Der Supermarkt Tegut zieht sich aus Deutschland zurück; das hatte die Schweizer Eignerin Migros bereits im März bekannt gegeben. Seitdem hat ein Tauziehen um die mehr als 300 Filialen begonnen. Große Namen im Ring sind vor allem Edeka und Rewe, inzwischen hat auch die Smart-Store-Kette Tante Enso Interesse angemeldet.
Für Kundinnen und Kunden bedeutet das allerdings nicht, dass einfach ein Supermarkt gegen den anderen eingetauscht wird. Denn mit Tegut verschwindet zum einen ein ganzes Konzept vom deutschen Markt. Zum anderen könnte vor allem eine komplette Übernahme durch die beiden Branchenriesen Edeka und Rewe negative Auswirkungen haben.
Tegut konnte mit der Preisentwicklung in Deutschland nicht Schritt halten
Tegut war und ist vor allem für seine große Auswahl an regionalen und an Bio-Produkten bekannt. Damit hatte der Supermarkt stets ein gutes Image, das er auch seiner Vorreiterrolle in diesem Bereich zu verdanken hatte. Allerdings hat die Konkurrenz, auch aufgrund des gestiegenen Kundeninteresses an entsprechenden Produkten, nachgezogen.
Vor allem die Discounter haben im Bereich der Bio-Qualität nachgebessert – und dort sind die Produkte naturgemäß deutlich günstiger als bei der Konkurrenz, in diesem Fall Tegut. Die jüngsten Preisentwicklungen haben zusätzlich dazu geführt, dass viele Verbraucherinnen und Verbraucher in Deutschland wieder mehr auf den Preis schauen (müssen), was zu massiven Verlusten bei dem Supermarkt geführt hat.
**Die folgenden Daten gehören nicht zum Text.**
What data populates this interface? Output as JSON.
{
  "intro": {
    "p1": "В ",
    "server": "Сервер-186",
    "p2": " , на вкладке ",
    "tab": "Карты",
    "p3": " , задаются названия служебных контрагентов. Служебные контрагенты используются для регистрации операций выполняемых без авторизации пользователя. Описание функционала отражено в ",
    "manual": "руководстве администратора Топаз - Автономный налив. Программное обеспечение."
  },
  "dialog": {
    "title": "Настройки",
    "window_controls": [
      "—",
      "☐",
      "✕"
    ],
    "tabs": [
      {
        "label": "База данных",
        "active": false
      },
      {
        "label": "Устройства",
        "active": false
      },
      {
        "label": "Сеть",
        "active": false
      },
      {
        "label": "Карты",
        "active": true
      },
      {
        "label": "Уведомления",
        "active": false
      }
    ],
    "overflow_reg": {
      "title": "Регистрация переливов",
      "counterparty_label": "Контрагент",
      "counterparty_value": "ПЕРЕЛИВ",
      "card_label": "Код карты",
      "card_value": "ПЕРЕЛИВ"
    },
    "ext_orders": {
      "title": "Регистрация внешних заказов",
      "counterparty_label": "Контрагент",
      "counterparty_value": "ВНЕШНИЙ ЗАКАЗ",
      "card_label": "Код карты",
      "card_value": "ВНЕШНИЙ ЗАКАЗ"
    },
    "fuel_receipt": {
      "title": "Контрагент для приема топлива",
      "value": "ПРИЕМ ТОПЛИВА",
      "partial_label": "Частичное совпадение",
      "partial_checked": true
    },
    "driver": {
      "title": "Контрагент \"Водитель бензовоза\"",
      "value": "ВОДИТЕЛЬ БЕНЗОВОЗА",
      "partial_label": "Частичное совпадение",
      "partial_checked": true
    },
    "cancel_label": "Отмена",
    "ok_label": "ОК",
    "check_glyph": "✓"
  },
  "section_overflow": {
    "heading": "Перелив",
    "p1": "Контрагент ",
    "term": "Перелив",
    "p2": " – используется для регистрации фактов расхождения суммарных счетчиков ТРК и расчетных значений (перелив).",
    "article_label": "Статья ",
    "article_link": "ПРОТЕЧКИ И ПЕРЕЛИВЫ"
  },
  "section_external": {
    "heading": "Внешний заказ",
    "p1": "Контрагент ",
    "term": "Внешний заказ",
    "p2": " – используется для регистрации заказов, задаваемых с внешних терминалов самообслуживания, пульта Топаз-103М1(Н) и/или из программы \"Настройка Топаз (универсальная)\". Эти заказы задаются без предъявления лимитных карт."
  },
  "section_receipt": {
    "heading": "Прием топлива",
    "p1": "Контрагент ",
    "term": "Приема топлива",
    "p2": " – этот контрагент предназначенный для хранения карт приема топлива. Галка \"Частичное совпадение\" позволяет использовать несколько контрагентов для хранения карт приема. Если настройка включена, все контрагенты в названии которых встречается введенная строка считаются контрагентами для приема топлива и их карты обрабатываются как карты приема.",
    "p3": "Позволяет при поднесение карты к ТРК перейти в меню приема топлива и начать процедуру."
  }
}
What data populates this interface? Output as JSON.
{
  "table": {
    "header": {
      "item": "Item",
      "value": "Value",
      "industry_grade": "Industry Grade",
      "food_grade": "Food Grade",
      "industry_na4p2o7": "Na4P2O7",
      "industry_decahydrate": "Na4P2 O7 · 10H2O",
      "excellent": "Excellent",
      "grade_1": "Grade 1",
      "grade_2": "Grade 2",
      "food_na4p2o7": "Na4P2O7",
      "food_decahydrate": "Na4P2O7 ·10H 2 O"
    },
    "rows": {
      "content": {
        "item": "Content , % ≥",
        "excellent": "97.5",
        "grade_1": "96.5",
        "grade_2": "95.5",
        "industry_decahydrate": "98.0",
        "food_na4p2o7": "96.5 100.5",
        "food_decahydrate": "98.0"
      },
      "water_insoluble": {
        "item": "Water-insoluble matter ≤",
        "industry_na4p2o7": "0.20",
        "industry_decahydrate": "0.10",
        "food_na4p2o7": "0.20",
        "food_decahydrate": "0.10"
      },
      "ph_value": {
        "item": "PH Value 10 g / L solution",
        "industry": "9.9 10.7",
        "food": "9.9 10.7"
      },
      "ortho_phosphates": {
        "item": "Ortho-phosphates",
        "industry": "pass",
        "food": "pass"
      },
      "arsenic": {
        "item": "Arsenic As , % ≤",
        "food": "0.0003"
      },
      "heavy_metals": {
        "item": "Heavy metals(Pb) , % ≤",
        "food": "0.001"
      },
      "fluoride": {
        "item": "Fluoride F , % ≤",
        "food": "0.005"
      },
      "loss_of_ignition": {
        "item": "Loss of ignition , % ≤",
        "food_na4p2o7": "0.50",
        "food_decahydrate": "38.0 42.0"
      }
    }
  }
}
Ausgerechnet bei Lebensmitteln: Experten warnen vor Marktmonopol
Der komplette Rückzug Teguts aus Deutschland bedeutet, dass ein wichtiger Name im Qualitätssektor dem Markt verloren geht. Und sowohl Expertinnen und Experten als auch Daten aus der Vergangenheit zeigen: Ein solcher Verlust an Vielfalt auf dem Markt wirkt sich am Ende negativ auf die Kundinnen und Kunden aus. In diesem speziellen Fall kommt hinzu, dass der Tegut-Rückzug für viele Zulieferer, vor allem im regionalen Bereich, ein großer Verlust ist.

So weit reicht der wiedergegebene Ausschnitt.